No no, I just don’t like Xano that much Seems like the only thing together with gated content? these two projects have in common while experiencing these issues. But it’s just a personal biased opinion, until proven otherwise.
I’ll post some more details to the approach I’m experimenting with once I’ve made a direct comparison so that it is more helpful.
But to avoid digression, exporting and hosting the code in Sydney looks to deliver a 90% performance improvement (in the context of what this post was originally about).
Hmm, that’s great discovery, it would still be great to understand what’s up with it. I can’t wrap my head around how it can affect network requests. Might be a WeWeb thing in the end, as Aurelie mentioned the server issue, that might make sense.
To explain a bit further this question of private page.
Weweb is prerendering all your pages. This pages may contains some static content (from static collection, or directly the text you put in an element without binding for ex) and some dynamic content (for example a call to your API).
If your API is secure, and someone not authenticate go to your page, they will only see the static part, and not the dynamic part (as the API will answer 401 or 403)

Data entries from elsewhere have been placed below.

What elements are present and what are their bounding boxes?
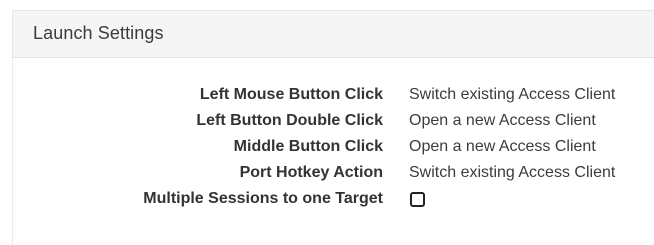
setting-row-port-hotkey: Port Hotkey Action Switch existing Acces… bbox=[13, 161, 654, 184]
setting-value: Open a new Access Client bbox=[409, 138, 596, 155]
launch-settings-panel: Launch Settings Left Mouse Button Click … bbox=[0, 0, 654, 245]
settings-list: Left Mouse Button Click Switch existing … bbox=[12, 58, 654, 245]
setting-value: Open a new Access Client bbox=[409, 112, 596, 129]
setting-label: Port Hotkey Action bbox=[239, 164, 383, 181]
setting-label: Multiple Sessions to one Target bbox=[143, 190, 383, 207]
setting-label: Left Mouse Button Click bbox=[199, 86, 383, 103]
setting-row-double-click: Left Button Double Click Open a new Acce… bbox=[13, 109, 654, 132]
setting-label: Middle Button Click bbox=[233, 138, 383, 155]
setting-row-left-click: Left Mouse Button Click Switch existing … bbox=[13, 83, 654, 106]
setting-row-multiple-sessions: Multiple Sessions to one Target bbox=[13, 187, 654, 210]
setting-row-middle-click: Middle Button Click Open a new Access Cl… bbox=[13, 135, 654, 158]
setting-label: Left Button Double Click bbox=[196, 112, 383, 129]
panel-title: Launch Settings bbox=[33, 23, 164, 43]
setting-value: Switch existing Access Client bbox=[409, 86, 616, 103]
setting-value: Switch existing Access Client bbox=[409, 164, 616, 181]
multiple-sessions-checkbox[interactable] bbox=[410, 192, 425, 207]
panel-header: Launch Settings bbox=[12, 10, 654, 58]
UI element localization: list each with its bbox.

Because sometimes the static part need also to be secure, when you declare a private page, Weweb will check the authorization on this page when you navigate (their is a call retrieving all the “weweb” data from this page). For that it calls your authentification end point. If weweb server and your auth server are far away, and you also are far from Weweb server, the answer time can start to be long because each exchange add a noticeable delay.
Until Weweb handle localization, and this behavior is a problem for you, you can handle yourself this part.
Double check that you do not have any secure details on the static part, and that any sensitive data is retrieve through a secure dynamic endpoint
Let the page public
Add a onLoad trigger which will check authorization on the page, and redirect to login page or homepage if not authorized.
This is a “bit” less secure, as static info will be available, but most of the usecase this is completly ok.